The online racial justice group Color of Change is reaching out to banks and large corporations, demanding that they cease donations to police foundations. Some, such as Wells Fargo and Goldman Sachs, have already relented. This is a mistake, driven by the false assumption that isolating police and police foundations increases accountability.

Take, for instance, the $50,000 Wells Fargo gave to the Atlanta Police Foundation last year. The donation was no blank check but was a grant to provide police officers with affordable housing in the neighborhoods they serve. This allows for the exact kind of accountability our society should want from police officers. It encourages good policing. Instead, Wells Fargo has paused all future donations.

This boycott effort ignores the good that police foundations do in their communities. Yes, some donations are for updating equipment and software (which generally helps police do their jobs better). But police foundations themselves have programs beneficial to communities, such as Atlanta’s “At-Promise” youth program. Through counseling and tutoring, the program works to divert nonviolent youth offenders away from the criminal justice system. The bank Truist announced last year it would give $3 million to open a new At-Promise center.

The Los Angeles Police Foundation has a similar program, as do Glendale and Alexandria. Preventing young, nonviolent offenders from falling into the “prison pipeline” is precisely what society should want. It is explicitly what social justice activists have been advocating. Now, Color of Change is looking to punish police foundations that have taken up that very fight.

This misguided effort is not new. It’s the same idea that led to the push to drive shows about police off television, and it undergirds the reckless movement to defund police departments. It assumes that police, as an institution, are an unsalvageable problem and must be ostracized from the other elements of our society. Most people recognize this is a farcical idea: 88% of people in the United States want police to spend the same amount of time or more in their community, including 81% of black adults.

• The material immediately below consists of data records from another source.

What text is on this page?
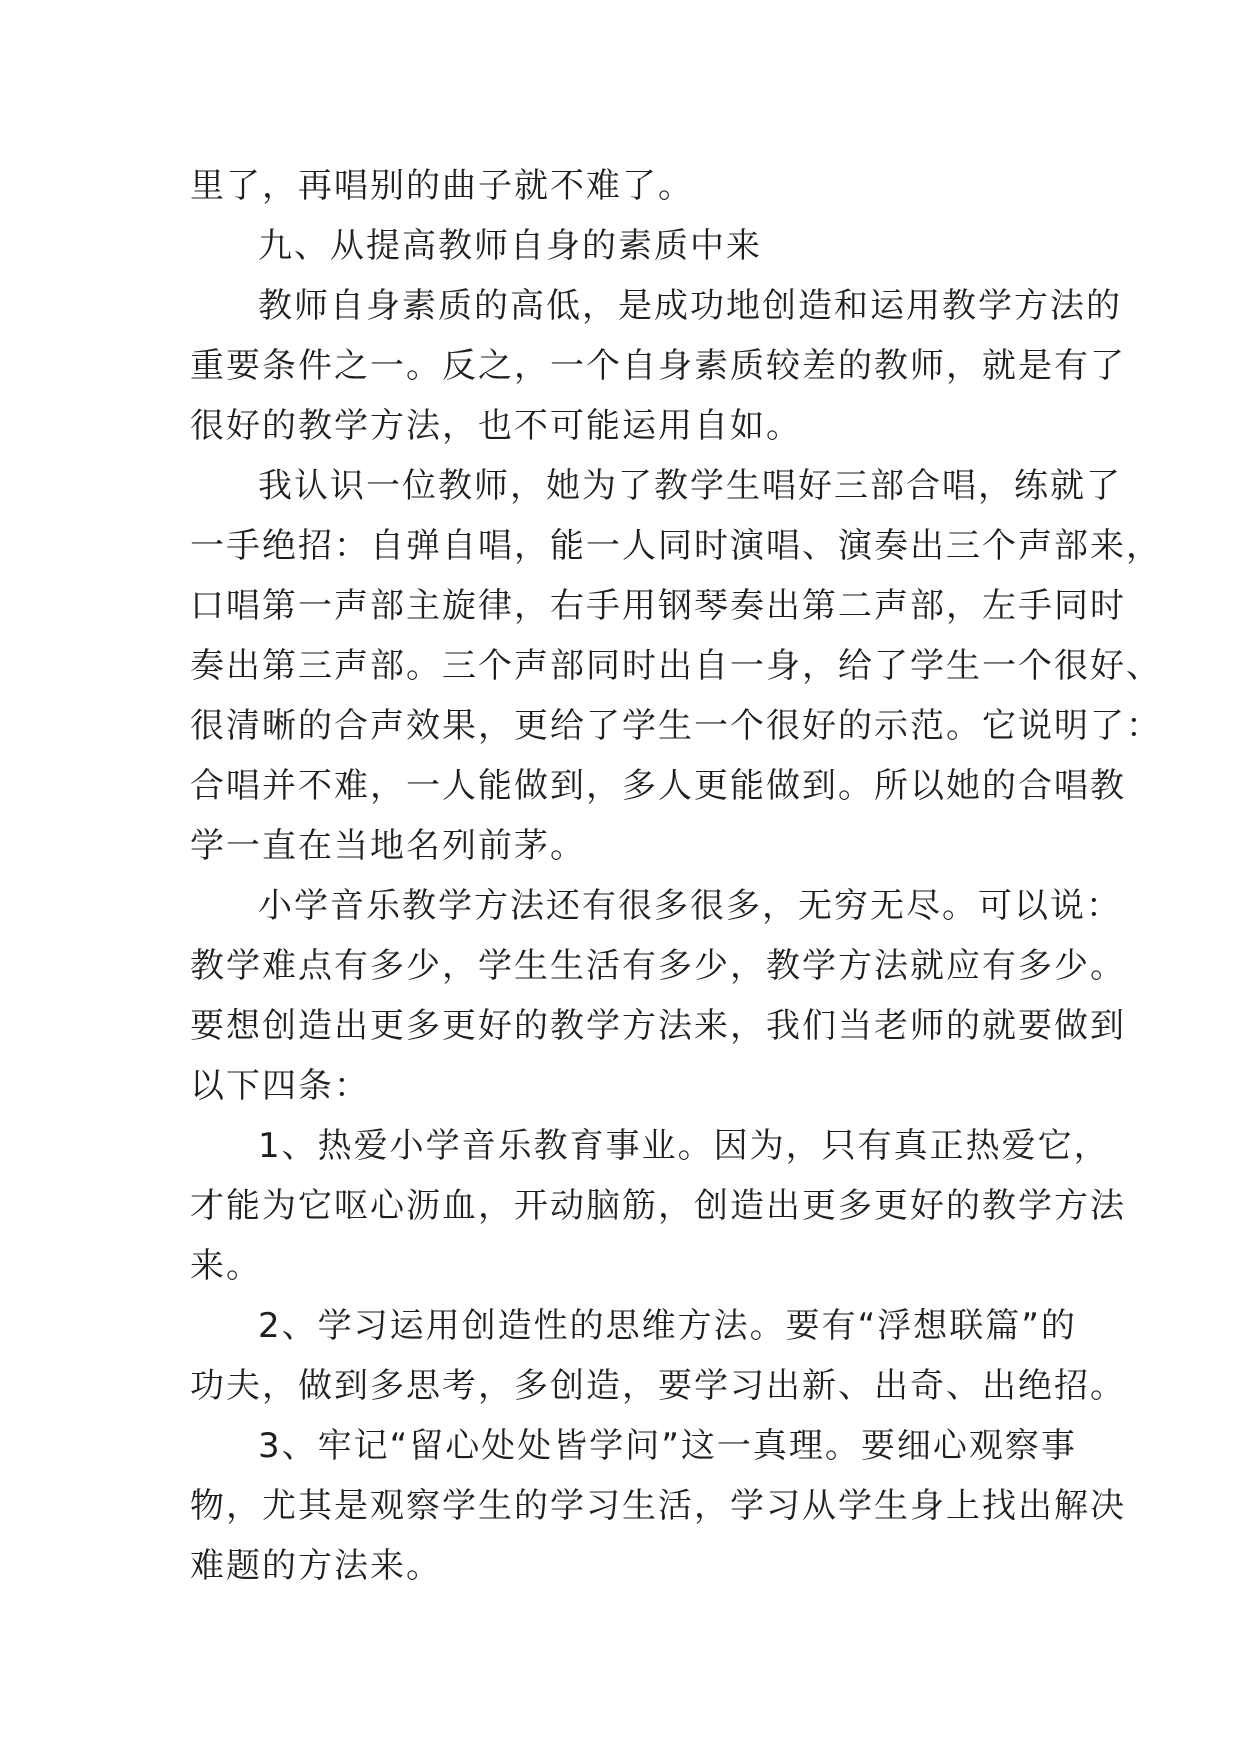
里了，再唱别的曲子就不难了。

九、从提高教师自身的素质中来

教师自身素质的高低，是成功地创造和运用教学方法的

重要条件之一。反之，一个自身素质较差的教师，就是有了

很好的教学方法，也不可能运用自如。

我认识一位教师，她为了教学生唱好三部合唱，练就了

一手绝招：自弹自唱，能一人同时演唱、演奏出三个声部来，

口唱第一声部主旋律，右手用钢琴奏出第二声部，左手同时

奏出第三声部。三个声部同时出自一身，给了学生一个很好、

很清晰的合声效果，更给了学生一个很好的示范。它说明了：

合唱并不难，一人能做到，多人更能做到。所以她的合唱教

学一直在当地名列前茅。

小学音乐教学方法还有很多很多，无穷无尽。可以说：

教学难点有多少，学生生活有多少，教学方法就应有多少。

要想创造出更多更好的教学方法来，我们当老师的就要做到

以下四条：

1、热爱小学音乐教育事业。因为，只有真正热爱它，

才能为它呕心沥血，开动脑筋，创造出更多更好的教学方法

来。

2、学习运用创造性的思维方法。要有“浮想联篇”的

功夫，做到多思考，多创造，要学习出新、出奇、出绝招。

3、牢记“留心处处皆学问”这一真理。要细心观察事

物，尤其是观察学生的学习生活，学习从学生身上找出解决

难题的方法来。
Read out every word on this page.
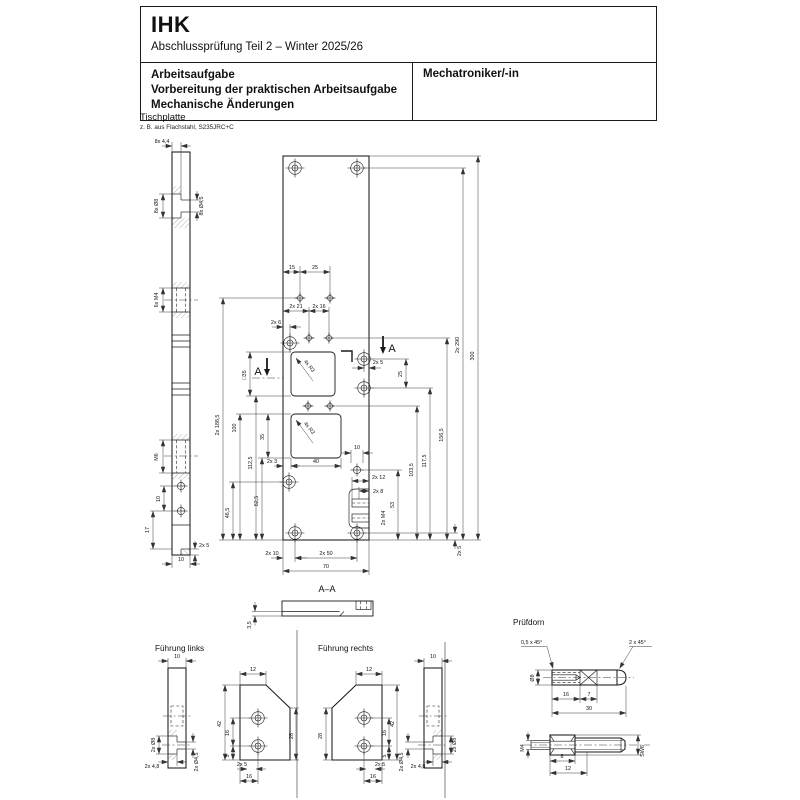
IHK
Abschlussprüfung Teil 2 – Winter 2025/26
Arbeitsaufgabe
Vorbereitung der praktischen Arbeitsaufgabe
Mechanische Änderungen
Mechatroniker/-in
Tischplatte
z. B. aus Flachstahl, S235JRC+C
8x 4,4
8x Ø8	8x Ø4,5
6x M4
M6
10
17
2x 5
10
4x R3
4x R3
A
A
15	25
2x 21 2x 16
2x 6
2x 5
25
2x 3	40
10
2x 12
2x 8
2x M4
53
103,5
117,5
156,5
2x 290
300
2x 5
2x 188,5 100
112,5
46,5
62,5
35
□35
2x 10	2x 50
70
A–A
3,5
Führung links
10
2x Ø8
2x Ø4,5
2x 4,8
12
42
16
5
28
2x 5
16
Führung rechts
12
28	16
5
42
2x 5
16
10
2x Ø4,5 2x 4,8
2x Ø8
Prüfdorn
Ø8
0,5 x 45°	2 x 45°
16	7
30
M4
8
12
SW6
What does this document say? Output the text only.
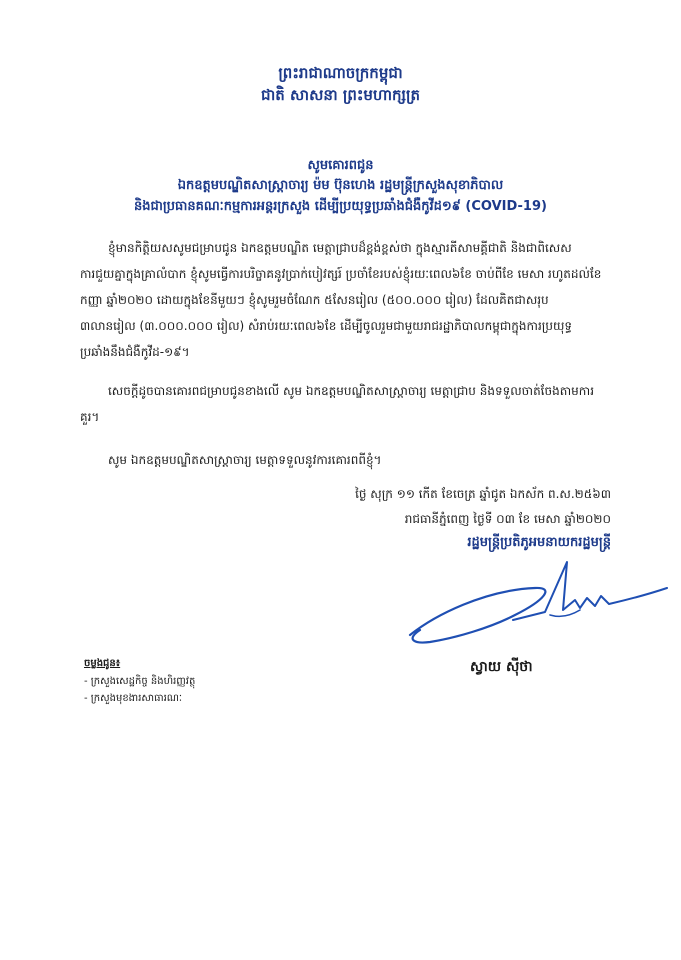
ព្រះរាជាណាចក្រកម្ពុជា
ជាតិ សាសនា ព្រះមហាក្សត្រ
សូមគោរពជូន
ឯកឧត្តមបណ្ឌិតសាស្ត្រាចារ្យ ម៉ម ប៊ុនហេង រដ្ឋមន្ត្រីក្រសួងសុខាភិបាល
និងជាប្រធានគណៈកម្មការអន្តរក្រសួង ដើម្បីប្រយុទ្ធប្រឆាំងជំងឺកូវីដ១៩ (COVID-19)
ខ្ញុំមានកិត្តិយសសូមជម្រាបជូន ឯកឧត្តមបណ្ឌិត មេត្តាជ្រាបដ៏ខ្ពង់ខ្ពស់ថា ក្នុងស្មារតីសាមគ្គីជាតិ និងជាពិសេសការជួយគ្នាក្នុងគ្រាលំបាក ខ្ញុំសូមធ្វើការបរិច្ចាគនូវប្រាក់បៀវត្សរ៍ ប្រចាំខែរបស់ខ្ញុំរយៈពេល៦ខែ ចាប់ពីខែ មេសា រហូតដល់ខែ កញ្ញា ឆ្នាំ២០២០ ដោយក្នុងខែនីមួយៗ ខ្ញុំសូមរួមចំណែក ៥សែនរៀល (៥០០.០០០ រៀល) ដែលគិតជាសរុប ៣លានរៀល (៣.០០០.០០០ រៀល) សំរាប់រយៈពេល៦ខែ ដើម្បីចូលរួមជាមួយរាជរដ្ឋាភិបាលកម្ពុជាក្នុងការប្រយុទ្ធប្រឆាំងនឹងជំងឺកូវីដ-១៩។
សេចក្តីដូចបានគោរពជម្រាបជូនខាងលើ សូម ឯកឧត្តមបណ្ឌិតសាស្ត្រាចារ្យ មេត្តាជ្រាប និងទទួលចាត់ចែងតាមការគួរ។
សូម ឯកឧត្តមបណ្ឌិតសាស្ត្រាចារ្យ មេត្តាទទួលនូវការគោរពពីខ្ញុំ។
ថ្ងៃ សុក្រ ១១ កើត ខែចេត្រ ឆ្នាំជូត ឯកស័ក ព.ស.២៥៦៣
រាជធានីភ្នំពេញ ថ្ងៃទី ០៣ ខែ មេសា ឆ្នាំ២០២០
រដ្ឋមន្ត្រីប្រតិភូអមនាយករដ្ឋមន្ត្រី
ស្វាយ ស៊ីថា
ចម្លងជូន៖
- ក្រសួងសេដ្ឋកិច្ច និងហិរញ្ញវត្ថុ
- ក្រសួងមុខងារសាធារណៈ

To the extent that there are flaws in our law enforcement agencies and their training, depriving police or police foundations of resources solves nothing. Police foundations should be part of the solution, and if organizations such as Chevron or Goldman Sachs really want to improve policing, they should be encouraged to give more for specifically tailored programs, not less.

The social justice impulse to punish police officers and police departments must be rejected by companies that engage with and contribute to police foundations and by the activists who profess to be fighting for police accountability. As is often the case, collaboration is the best path forward, and it should be encouraged.